Featured Paper of the Month – May 2021
Published in Psychopharmacology by Leigh V Panlilio, et al. in the NIDA IRP Real-world Assessment, Prediction, and Treatment Unit.
Summary
Despite the popular conception that people in treatment for opioid addiction either become abstinent or relapse into a spiral of continuous drug use, many actually continue using drugs to some intermediate degree. Some use drugs frequently, some use sporadically, and some use very rarely. In this paper, we show that groups of people who share similar patterns of use also tend to be alike in other ways. For example, we find that those who use sporadically are unusual in that they do not seem to be driven by drug craving, but tend to use simply because they were offered drugs. In contrast, craving typically does precede drug use in people who use frequently and also in those who only use very rarely. We also found differences in how people reacted to stressful events: craving generally increased when people were stressed, but this increase was greater in those who were using drugs frequently. These findings are helping us develop ways to discuss treatment outcome in clear and meaningful ways for the majority of people in treatment, given that, as we noted, the usual outcome is neither total abstinence nor ongoing near-continuous use. Beyond that, the findings could also eventually help inform personalized strategies for treatment augmentation.
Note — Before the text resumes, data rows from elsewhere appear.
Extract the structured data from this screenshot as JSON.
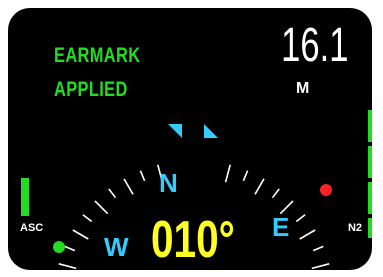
{
  "status": {
    "line1": "EARMARK",
    "line2": "APPLIED",
    "color": "#22dd22"
  },
  "depth": {
    "value": "16.1",
    "unit": "M"
  },
  "compass": {
    "heading": "010°",
    "heading_color": "#ffff22",
    "cardinal_color": "#33ccff",
    "labels": {
      "north": "N",
      "west": "W",
      "east": "E"
    },
    "markers": [
      {
        "name": "bearing-marker-east",
        "color": "#ff2222"
      },
      {
        "name": "bearing-marker-west",
        "color": "#22dd22"
      }
    ]
  },
  "gauges": {
    "asc": {
      "label": "ASC",
      "segments_lit": 1,
      "segments_total": 1
    },
    "n2": {
      "label": "N2",
      "segments_lit": 4,
      "segments_total": 4
    }
  }
}
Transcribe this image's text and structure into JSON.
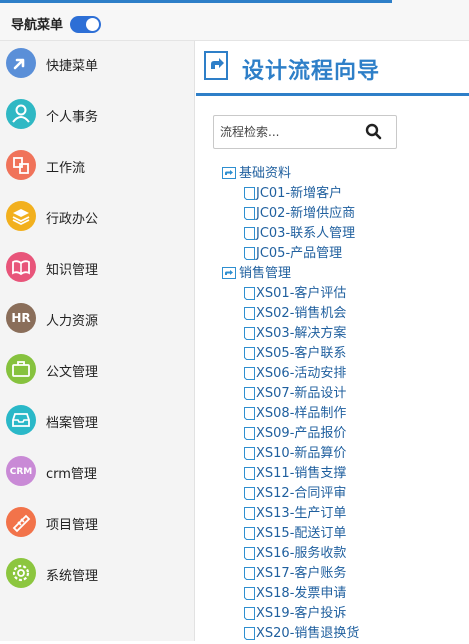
{
  "topbar": {
    "nav_label": "导航菜单"
  },
  "sidebar": {
    "items": [
      {
        "label": "快捷菜单",
        "icon": "arrow-icon",
        "color": "#5a8fd8",
        "glyph": ""
      },
      {
        "label": "个人事务",
        "icon": "person-icon",
        "color": "#2fb8c4",
        "glyph": ""
      },
      {
        "label": "工作流",
        "icon": "workflow-icon",
        "color": "#f0735a",
        "glyph": ""
      },
      {
        "label": "行政办公",
        "icon": "layers-icon",
        "color": "#f2b01e",
        "glyph": ""
      },
      {
        "label": "知识管理",
        "icon": "book-icon",
        "color": "#e8557a",
        "glyph": ""
      },
      {
        "label": "人力资源",
        "icon": "hr-icon",
        "color": "#8a6e5a",
        "glyph": "HR"
      },
      {
        "label": "公文管理",
        "icon": "briefcase-icon",
        "color": "#86c23e",
        "glyph": ""
      },
      {
        "label": "档案管理",
        "icon": "archive-icon",
        "color": "#2ab8c8",
        "glyph": ""
      },
      {
        "label": "crm管理",
        "icon": "crm-icon",
        "color": "#c98ad6",
        "glyph": "CRM"
      },
      {
        "label": "项目管理",
        "icon": "project-icon",
        "color": "#f2734a",
        "glyph": ""
      },
      {
        "label": "系统管理",
        "icon": "gear-icon",
        "color": "#8cc63f",
        "glyph": ""
      }
    ]
  },
  "main": {
    "title": "设计流程向导",
    "search_placeholder": "流程检索..."
  },
  "tree": {
    "groups": [
      {
        "label": "基础资料",
        "items": [
          "JC01-新增客户",
          "JC02-新增供应商",
          "JC03-联系人管理",
          "JC05-产品管理"
        ]
      },
      {
        "label": "销售管理",
        "items": [
          "XS01-客户评估",
          "XS02-销售机会",
          "XS03-解决方案",
          "XS05-客户联系",
          "XS06-活动安排",
          "XS07-新品设计",
          "XS08-样品制作",
          "XS09-产品报价",
          "XS10-新品算价",
          "XS11-销售支撑",
          "XS12-合同评审",
          "XS13-生产订单",
          "XS15-配送订单",
          "XS16-服务收款",
          "XS17-客户账务",
          "XS18-发票申请",
          "XS19-客户投诉",
          "XS20-销售退换货"
        ]
      }
    ]
  }
}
Figure Caption: Patterns of opioid and cocaine use in individual participants in the three arms of the study. Each small cell represents the results of a single drug test, which could be negative for opioids and cocaine (gray), positive only for cocaine (black), positive only for opioids (orange), positive for both opioids and cocaine (blue), or missing (white). Each row of tests represents the sequence of test results for one participant. Each larger block of sequences represents a cluster of participants who were identified as having similar patterns of use, or who left the study early (Dropout).
Publication Information
In: Psychopharmacology, 2021, ISBN: 1432-2072.